Local media has reported that Sheikh Shaheem used social media this week to reiterate his hopes that the Islamic Ministry would reclaim control of the country’s mosques following the failure of one scholar to obtain permission to speak on the island of Fuvahmulah.  Sheikh Shaheem was unavailable for comment when contacted by Minivan News today.

Local authorities in Fuvahmulah said today that the decision not to grant permission for Sheikh Idhrees Hussain to preach at a mosque in Maadhandu Ward on the island was the result of an administrative oversight rather than a personal “grudge” against the scholar.

However, in referring to the issue of granting permission for Sheikh Idhrees to preach during his visit to Fuvahmulah on Facebook yesterday, Shaheem stated that he hoped the country’s mosques would be soon back under the legal control of the Islamic Ministry.

“This is the result of handing over mosques to Councils. God willing, all mosques in the country will be brought under Islamic Ministry,” Sun Online reported Shaheem as stating on his Facebook page.

In the meantime, the Islamic Affairs Minister said that his department would continue to work with island councils who were presently responsible for local mosques to ensure order in the nation.

Following the failure of Maadhandu Council in Fuvamulah to grant permission for Sheikh Idhrees to preach at the mosque, island officials said that about 15 people gathered at the council’s offices to protest at the decision yesterday. The protest was claimed to have lasted for around 15 minutes.

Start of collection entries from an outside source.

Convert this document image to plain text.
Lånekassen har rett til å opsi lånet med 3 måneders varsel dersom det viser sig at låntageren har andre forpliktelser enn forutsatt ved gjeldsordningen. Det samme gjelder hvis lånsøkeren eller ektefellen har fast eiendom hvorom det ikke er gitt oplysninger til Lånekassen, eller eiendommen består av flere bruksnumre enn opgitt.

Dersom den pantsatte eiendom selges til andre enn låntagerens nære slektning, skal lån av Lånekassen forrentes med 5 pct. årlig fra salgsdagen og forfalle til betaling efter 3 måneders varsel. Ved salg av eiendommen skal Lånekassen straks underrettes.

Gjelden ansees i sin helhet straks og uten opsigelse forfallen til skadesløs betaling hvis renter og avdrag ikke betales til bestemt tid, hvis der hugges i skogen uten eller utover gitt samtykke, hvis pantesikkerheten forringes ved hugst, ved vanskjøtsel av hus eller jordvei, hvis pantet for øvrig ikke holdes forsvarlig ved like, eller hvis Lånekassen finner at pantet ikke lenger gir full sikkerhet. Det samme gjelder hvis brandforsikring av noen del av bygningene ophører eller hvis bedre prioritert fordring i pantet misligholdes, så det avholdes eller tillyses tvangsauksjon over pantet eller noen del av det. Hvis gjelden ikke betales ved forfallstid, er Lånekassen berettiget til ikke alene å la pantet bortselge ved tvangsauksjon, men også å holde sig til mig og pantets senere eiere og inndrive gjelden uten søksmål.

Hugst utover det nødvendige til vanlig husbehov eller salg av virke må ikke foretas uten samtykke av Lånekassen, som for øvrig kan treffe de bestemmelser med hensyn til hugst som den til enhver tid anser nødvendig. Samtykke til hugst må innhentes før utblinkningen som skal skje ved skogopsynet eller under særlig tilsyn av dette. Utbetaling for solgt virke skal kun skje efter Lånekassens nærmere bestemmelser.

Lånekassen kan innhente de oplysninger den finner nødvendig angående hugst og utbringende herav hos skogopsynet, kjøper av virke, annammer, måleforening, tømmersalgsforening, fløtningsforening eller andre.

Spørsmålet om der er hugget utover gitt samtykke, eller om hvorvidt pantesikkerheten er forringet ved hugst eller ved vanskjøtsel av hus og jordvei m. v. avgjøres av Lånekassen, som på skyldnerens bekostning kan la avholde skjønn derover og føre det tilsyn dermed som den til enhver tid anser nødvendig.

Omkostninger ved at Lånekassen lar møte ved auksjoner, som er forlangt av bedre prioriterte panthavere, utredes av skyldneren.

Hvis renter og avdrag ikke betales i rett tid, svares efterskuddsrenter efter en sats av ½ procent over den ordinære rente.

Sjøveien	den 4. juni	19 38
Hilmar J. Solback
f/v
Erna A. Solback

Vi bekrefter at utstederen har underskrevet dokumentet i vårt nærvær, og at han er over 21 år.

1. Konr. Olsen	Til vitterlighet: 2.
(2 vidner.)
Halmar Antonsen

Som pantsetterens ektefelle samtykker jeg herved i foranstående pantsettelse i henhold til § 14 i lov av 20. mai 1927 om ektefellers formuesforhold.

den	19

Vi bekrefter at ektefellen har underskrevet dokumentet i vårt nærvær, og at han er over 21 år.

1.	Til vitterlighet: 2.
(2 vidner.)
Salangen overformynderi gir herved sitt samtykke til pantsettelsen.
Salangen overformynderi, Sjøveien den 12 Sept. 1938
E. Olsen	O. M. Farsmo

Ahmed Wafir, a member of Maadhandu Council today told Minivan News that the issue arose after Sheikh Idhrees visited Fuvamulah on a personal trip and wanted to preach in a mosque in Maadhandu Ward without the permission of Maadhandu Council.

“He [the sheikh] apparently asked the Atoll Council instead of Maadhandu Council, and the Atoll Council informed four councils in the island that he had requested for permission to preach in some of the mosques in the island,’’ Wafir said.   He noted that there was a total of eight councils in Fuvamulah representing different wards.

Wafir claimed that the Maadhandu Council President responded at the time that he alone cannot give such permission to the scholar and therefore, a council meeting had to be held to grant the permission to preach. According to the council’s rules, Sheikh Idhrees was then required to send a letter to the council along with a copy of his preaching license.

“Some of the islanders got angry about this and the next day total 15 persons came near Maadhandu Council Office to protest, but after 15 minutes they left,’’ he said.

Wafir claimed that the council knew of Shikeh Idhrees and had previously permitted the scholar to deliver sermons at the local mosque  when he had requested to do so according to the rules.

“It’s not that the council has any grudge against Sheikh Idhrees, but everyone has to follow procedures and rules,’’ he said. “Sheikh Idhrees later changed the schedule and delivered the sermon in another mosque not in Maadhandu.’’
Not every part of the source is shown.